A modern browser-based IDE is now in beta — built for debugging, SOQL, and quick fixes without ever leaving Salesforce
If you've been waiting for Salesforce to replace the old Developer Console with something that doesn't feel like it was built in 2010, that day is here. Web Console opened its beta on April 14, 2026 — a browser-based IDE embedded directly into Salesforce that lets you debug, run SOQL, execute Anonymous Apex, and make quick code edits without leaving the platform.
What Is Web Console?
According to the official Salesforce Developer Blog post, Web Console is a browser-based IDE that lives directly inside Salesforce, designed to launch from places developers are already working — like Setup and other context-rich surfaces. The core idea Salesforce describes is simple: developers should not have to leave Salesforce to build Salesforce apps. They call it "code where you build."
This is more than just a new editor in a browser tab. Unlike the old Developer Console, Web Console is designed to launch from the issue itself — so you start from the problem, not from a file tree.

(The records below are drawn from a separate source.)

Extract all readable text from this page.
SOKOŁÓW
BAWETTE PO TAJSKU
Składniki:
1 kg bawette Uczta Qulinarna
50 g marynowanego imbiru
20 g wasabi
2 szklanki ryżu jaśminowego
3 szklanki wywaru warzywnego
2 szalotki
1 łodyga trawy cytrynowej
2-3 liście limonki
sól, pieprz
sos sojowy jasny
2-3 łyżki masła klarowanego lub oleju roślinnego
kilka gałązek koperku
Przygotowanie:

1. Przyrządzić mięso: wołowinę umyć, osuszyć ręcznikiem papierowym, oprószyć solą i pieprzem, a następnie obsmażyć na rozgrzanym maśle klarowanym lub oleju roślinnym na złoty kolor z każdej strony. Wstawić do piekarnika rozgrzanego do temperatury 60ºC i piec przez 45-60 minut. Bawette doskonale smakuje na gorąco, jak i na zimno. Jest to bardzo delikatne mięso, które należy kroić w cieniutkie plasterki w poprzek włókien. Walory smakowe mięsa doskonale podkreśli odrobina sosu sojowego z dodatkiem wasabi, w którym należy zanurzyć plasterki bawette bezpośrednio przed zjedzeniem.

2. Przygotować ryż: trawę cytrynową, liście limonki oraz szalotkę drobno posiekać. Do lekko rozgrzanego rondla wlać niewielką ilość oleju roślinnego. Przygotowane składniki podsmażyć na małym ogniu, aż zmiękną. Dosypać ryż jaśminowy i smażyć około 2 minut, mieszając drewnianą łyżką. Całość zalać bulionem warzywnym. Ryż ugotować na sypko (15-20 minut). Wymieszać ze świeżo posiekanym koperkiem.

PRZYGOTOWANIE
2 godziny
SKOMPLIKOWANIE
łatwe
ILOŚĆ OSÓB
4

What's Included in the Beta
The official blog describes the beta as intentionally focused on the workflows developers use most when investigating and fixing something quickly. Here's what's in it:
| Feature | What it does |
|---|---|
| Debug Log Viewing | Inspect runtime behaviour with a dedicated logs experience — directly in the browser |
| SOQL Execution | Run queries and see results without switching to a separate tool |
| Query Plan Inspector | Understand query performance inline — no manual explain plan steps |
| Anonymous Apex | Execute Anonymous Apex without leaving the browser |
| Quick Apex Edits | Open Apex from Salesforce surfaces and make focused inline edits in context |
| Org-aware Metadata Navigation | Browse metadata without switching to a separate development environment |
Why It Feels Different: The Context Problem
The Salesforce blog post makes an honest observation about how real debugging actually works. When something breaks in production or sandbox, you're not starting with a neat project plan. You're responding to a failure. Legacy tools kept runtime information close at hand, which helped. But project-oriented IDE workflows like VS Code can introduce more state and more cognitive overhead for short investigative tasks.

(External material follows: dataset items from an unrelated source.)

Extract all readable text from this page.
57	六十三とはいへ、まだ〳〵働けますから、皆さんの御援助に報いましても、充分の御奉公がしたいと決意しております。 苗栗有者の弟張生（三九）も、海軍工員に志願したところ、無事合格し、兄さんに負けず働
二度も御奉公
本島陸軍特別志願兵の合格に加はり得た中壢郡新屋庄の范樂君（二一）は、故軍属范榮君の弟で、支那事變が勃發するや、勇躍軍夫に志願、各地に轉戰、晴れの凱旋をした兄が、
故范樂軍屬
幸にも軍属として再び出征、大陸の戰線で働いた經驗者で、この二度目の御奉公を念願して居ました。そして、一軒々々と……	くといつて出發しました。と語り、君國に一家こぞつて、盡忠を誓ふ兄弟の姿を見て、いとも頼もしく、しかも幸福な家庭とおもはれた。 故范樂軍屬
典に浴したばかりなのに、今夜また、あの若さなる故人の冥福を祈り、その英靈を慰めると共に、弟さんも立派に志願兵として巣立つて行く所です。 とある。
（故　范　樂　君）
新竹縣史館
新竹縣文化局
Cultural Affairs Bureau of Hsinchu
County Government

Web Console is built to bridge that gap — keeping the investigation close to where the issue surfaced, while giving you a modern editing and debugging experience. Less window-hopping, less context switching, faster path to understanding what happened.
Real-World Workflow: Debugging an Apex Job Failure
The blog post uses Apex job failures as the clearest example of where Web Console makes an immediate difference. According to the official walkthrough, here's what the end-to-end flow looks like entirely within Salesforce:
No switching between tools. No manually reconstructing the context. The IDE meets you at the point of failure.
Production vs. Non-Production: The Guardrails
This is an important distinction from the official blog that developers need to understand before using Web Console:
How to Enable Web Console (Beta)
According to the official blog, Web Console is available across Salesforce orgs and editions from April 14, 2026 through admin opt-in. It is off by default. Here's how to turn it on:
- Go to Setup in your org
- Search for Web Console
- Open the Web Console Setup page
- Enable the feature and save
Full setup documentation is available on the official Web Console Beta documentation page.
Web Console vs. Developer Console vs. VS Code — Where Does It Fit?
The blog post is clear that Web Console is not trying to replace VS Code for sustained, project-oriented development. And it's not a feature-for-feature replacement of Developer Console either. It's filling a specific gap: the high-frequency, reactive debugging and investigation work that developers do when something breaks.
| Tool | Best for |
|---|---|
| Web Console | Debugging, log inspection, SOQL, quick fixes — directly in Salesforce, in context |
| VS Code + SF CLI | Sustained development, version control, CI/CD, complex multi-file projects |
| Developer Console | Legacy — now superseded by Web Console for most in-org tasks |
Gotchas to Watch Out For
Key Takeaways
- Beta available from April 14, 2026 across all Salesforce org editions
- Off by default — enable from Setup → Web Console Setup page
- Includes: debug log viewer, SOQL execution, Query Plan Inspector, Anonymous Apex, quick Apex edits, metadata navigation
- Production orgs: Apex is read-only. Sandbox / non-production: inline edits and saves supported
- Designed for reactive debugging workflows, not to replace VS Code for full project development
- Launches from Salesforce surfaces like Apex Jobs — you start from the problem, not a file tree
- Full docs at developer.salesforce.com/docs/platform/webconsole/overview
If you regularly find yourself bouncing between Salesforce and the old Developer Console or VS Code just to check a log or run a quick SOQL query, Web Console is worth enabling today. It's a beta — so expect rough edges — but the core workflow it targets is one every Salesforce developer has felt pain around for years.